The change in the timing of expensing debt discounts and unamortized deferred financing costs upon extinguishments of debt related to debt conversions is a non-cash item that affects the timing of recognition, but not the total amount of expense to be recognized over the life of the convertible debt instrument. The loss on extinguishment is included in accretion and amortization expense for convertible debt, which is disclosed as a part of interest expense in the Company’s consolidated statements of operations and comprehensive loss and is not included as a component of operating costs. The following table shows the Company’s interest expense and net loss for the fiscal years ended June 30, 2022 and 2021 as previously reported in the Company’s Annual Report on Form 10-K for the fiscal year ended June 30, 2022 and preliminary estimates of the same on an as-restated basis. The net loss restatement impacts include minor adjustments to account for foreign exchange impacts, as the U.S. dollar-denominated Lind III Convertible Security is carried on the Canadian parent company books:
Fiscal Year Ended June 30, 2022 |
||||||
As Previously |
Restatement |
As Restated |
||||
Interest expense |
$1,906 |
$921 |
$2,827 |
|||
Net loss |
9,929 |
958 |
10,887 |
Fiscal Year Ended June 30, 2021 |
||||||
As Previously |
Restatement |
As Restated |
||||
Interest expense |
$1,113 |
$430 |
$1,543 |
|||
Net loss |
4,390 |
434 |
4,824 |
This correction to the Company’s consolidated statements of operations and comprehensive loss also impacts the Company’s consolidated balance sheets, consolidated statements of shareholders’ equity, and certain notes to the consolidated financial statements, as well as management’s discussion and analysis of financial condition and results of operations included in the Company’s Annual Reports on Form 10-K and Quarterly Reports on Form 10-Q covering the Affected Periods. This correction does not impact the consolidated statements of cash flows besides offsetting adjustments between net loss, accretion of convertible debt, and foreign exchange (gain) loss within the cash flows from operating activities section.
The Company plans to restate the financial statements with respect to the Affected Periods in an amendment to the Company’s Annual Report on Form 10-K for the fiscal year ended June 30, 2022 (the “Amended Form 10-K“) to be filed with the Securities and Exchange Commission (the “SEC“).

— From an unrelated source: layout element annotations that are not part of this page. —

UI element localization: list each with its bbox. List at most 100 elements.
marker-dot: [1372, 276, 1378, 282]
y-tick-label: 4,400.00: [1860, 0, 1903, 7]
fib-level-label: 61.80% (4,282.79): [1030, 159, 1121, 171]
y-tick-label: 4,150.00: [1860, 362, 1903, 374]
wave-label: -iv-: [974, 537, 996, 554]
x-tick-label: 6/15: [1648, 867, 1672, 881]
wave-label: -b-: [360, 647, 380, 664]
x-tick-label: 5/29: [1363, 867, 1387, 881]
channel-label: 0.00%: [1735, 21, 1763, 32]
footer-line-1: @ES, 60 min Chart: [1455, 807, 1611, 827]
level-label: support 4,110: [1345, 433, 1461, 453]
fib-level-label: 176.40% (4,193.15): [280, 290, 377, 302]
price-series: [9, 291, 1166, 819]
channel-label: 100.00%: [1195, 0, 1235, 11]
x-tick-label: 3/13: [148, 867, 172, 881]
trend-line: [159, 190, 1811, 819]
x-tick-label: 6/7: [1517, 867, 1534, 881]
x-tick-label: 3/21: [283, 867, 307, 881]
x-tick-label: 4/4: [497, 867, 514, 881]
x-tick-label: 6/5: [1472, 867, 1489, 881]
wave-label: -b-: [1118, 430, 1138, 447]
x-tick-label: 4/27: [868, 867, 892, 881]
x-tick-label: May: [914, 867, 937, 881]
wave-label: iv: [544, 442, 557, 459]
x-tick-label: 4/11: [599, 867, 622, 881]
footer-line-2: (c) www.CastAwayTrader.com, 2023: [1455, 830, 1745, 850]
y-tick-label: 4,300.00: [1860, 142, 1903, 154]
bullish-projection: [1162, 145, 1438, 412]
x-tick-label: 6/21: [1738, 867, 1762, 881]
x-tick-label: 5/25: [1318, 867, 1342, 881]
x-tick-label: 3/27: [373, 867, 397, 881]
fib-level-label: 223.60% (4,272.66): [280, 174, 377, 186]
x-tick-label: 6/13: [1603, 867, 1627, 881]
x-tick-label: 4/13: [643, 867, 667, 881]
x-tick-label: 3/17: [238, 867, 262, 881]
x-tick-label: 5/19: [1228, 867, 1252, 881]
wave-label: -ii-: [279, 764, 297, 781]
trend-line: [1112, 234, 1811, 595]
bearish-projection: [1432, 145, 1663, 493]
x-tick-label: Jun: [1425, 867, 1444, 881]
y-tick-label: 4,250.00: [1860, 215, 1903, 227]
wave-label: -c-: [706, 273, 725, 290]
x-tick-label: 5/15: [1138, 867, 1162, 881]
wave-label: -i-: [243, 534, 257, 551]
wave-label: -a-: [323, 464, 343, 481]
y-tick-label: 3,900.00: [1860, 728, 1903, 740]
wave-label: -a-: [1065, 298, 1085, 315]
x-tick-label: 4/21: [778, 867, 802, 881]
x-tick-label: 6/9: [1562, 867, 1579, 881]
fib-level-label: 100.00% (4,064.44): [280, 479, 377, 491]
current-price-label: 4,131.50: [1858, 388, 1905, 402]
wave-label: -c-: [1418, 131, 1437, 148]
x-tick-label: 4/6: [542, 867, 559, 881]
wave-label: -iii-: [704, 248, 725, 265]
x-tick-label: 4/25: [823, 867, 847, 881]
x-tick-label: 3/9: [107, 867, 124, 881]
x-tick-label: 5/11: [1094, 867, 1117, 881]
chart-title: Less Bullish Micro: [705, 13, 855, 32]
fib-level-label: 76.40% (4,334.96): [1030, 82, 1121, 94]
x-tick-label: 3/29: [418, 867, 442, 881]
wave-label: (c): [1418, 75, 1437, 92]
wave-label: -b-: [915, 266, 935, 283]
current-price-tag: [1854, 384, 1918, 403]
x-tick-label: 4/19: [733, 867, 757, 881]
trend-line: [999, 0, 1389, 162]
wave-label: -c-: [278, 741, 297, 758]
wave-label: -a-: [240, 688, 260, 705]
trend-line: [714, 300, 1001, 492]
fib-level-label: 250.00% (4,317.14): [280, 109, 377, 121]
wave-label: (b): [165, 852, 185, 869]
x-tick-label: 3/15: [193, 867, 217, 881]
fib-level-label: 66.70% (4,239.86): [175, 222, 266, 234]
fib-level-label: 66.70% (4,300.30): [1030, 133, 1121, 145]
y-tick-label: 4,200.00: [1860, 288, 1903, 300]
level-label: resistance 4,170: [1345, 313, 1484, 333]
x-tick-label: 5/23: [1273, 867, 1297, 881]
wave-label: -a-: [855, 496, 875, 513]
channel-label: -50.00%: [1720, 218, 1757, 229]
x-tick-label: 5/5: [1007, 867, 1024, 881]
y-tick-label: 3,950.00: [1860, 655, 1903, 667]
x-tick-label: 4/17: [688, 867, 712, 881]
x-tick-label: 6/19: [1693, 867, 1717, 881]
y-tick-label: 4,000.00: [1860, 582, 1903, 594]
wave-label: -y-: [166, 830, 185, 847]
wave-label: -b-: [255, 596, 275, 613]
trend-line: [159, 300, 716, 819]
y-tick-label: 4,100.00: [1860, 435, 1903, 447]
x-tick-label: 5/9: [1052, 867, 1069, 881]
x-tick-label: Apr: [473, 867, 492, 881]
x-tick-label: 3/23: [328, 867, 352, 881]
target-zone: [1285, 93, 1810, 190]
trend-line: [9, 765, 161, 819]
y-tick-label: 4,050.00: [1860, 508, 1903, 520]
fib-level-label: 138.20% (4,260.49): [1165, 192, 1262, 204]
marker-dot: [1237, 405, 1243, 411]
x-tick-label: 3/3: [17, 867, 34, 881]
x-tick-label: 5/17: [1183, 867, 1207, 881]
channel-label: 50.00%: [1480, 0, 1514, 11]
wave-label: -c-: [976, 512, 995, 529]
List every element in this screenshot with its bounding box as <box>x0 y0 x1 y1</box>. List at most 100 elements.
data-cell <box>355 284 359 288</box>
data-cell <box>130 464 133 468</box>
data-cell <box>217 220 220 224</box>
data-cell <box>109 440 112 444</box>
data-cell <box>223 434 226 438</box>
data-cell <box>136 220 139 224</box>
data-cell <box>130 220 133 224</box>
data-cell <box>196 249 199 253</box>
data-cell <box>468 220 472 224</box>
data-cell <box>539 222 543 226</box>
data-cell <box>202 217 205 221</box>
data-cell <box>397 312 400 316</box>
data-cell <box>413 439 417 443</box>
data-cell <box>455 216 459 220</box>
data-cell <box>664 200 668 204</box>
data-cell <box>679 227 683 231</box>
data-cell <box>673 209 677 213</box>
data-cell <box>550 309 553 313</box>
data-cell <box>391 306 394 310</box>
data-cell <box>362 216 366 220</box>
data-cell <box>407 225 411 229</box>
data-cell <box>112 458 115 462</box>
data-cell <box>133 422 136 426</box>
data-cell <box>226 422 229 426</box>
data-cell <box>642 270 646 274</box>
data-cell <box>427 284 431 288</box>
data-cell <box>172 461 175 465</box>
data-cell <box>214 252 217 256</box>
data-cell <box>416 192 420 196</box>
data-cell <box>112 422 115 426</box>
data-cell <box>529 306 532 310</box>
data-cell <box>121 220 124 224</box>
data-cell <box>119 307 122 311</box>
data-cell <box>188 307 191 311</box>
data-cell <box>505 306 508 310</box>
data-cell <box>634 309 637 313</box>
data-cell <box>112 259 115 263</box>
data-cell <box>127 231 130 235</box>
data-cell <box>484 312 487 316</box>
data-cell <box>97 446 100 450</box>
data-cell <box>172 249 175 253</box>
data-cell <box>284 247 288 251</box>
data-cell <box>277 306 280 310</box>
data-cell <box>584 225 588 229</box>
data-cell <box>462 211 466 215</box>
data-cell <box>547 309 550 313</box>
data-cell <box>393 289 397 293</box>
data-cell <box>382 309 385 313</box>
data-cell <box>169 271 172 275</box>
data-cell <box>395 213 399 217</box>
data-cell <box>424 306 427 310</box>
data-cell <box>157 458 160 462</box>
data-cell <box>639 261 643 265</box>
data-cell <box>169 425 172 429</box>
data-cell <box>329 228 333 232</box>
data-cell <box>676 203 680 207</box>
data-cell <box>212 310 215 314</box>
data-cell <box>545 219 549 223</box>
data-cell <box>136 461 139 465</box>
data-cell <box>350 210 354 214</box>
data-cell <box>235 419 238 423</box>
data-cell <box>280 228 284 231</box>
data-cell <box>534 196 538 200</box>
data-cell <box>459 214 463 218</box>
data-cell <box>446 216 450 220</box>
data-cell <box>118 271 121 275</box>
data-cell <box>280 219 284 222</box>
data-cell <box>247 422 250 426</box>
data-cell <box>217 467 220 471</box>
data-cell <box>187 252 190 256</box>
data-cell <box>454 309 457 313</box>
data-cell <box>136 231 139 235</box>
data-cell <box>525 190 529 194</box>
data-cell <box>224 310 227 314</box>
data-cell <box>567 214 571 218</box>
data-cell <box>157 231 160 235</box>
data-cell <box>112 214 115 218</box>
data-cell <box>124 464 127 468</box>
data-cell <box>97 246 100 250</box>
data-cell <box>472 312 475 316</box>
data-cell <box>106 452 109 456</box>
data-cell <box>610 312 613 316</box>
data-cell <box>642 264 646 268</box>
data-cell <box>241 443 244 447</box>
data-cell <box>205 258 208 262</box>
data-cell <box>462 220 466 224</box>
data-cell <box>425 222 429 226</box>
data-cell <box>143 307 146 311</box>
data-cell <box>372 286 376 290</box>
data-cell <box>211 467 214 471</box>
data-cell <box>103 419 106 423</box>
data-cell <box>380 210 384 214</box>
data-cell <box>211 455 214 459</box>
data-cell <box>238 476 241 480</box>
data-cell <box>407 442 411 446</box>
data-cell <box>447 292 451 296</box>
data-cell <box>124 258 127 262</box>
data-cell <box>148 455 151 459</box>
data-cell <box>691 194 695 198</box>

The adjustments to such financial statement items will be set forth through expanded disclosure in the financial statements included in the Amended Form 10-K, including further describing the restatement and its impact on previously reported amounts. The Company is working diligently with its auditors and others to file the Amended Form 10-K as soon as practicable.
The Company’s management has concluded that the Company had a material weakness in its internal control over financial reporting during the Affected Periods relating to the error described above. The Company’s remediation plan with respect to such material weakness will be described in the Amended Form 10-K to be filed with the SEC.
The Audit Committee has discussed the matters disclosed above with the Company’s independent registered public accounting firm, BDO USA, LLP.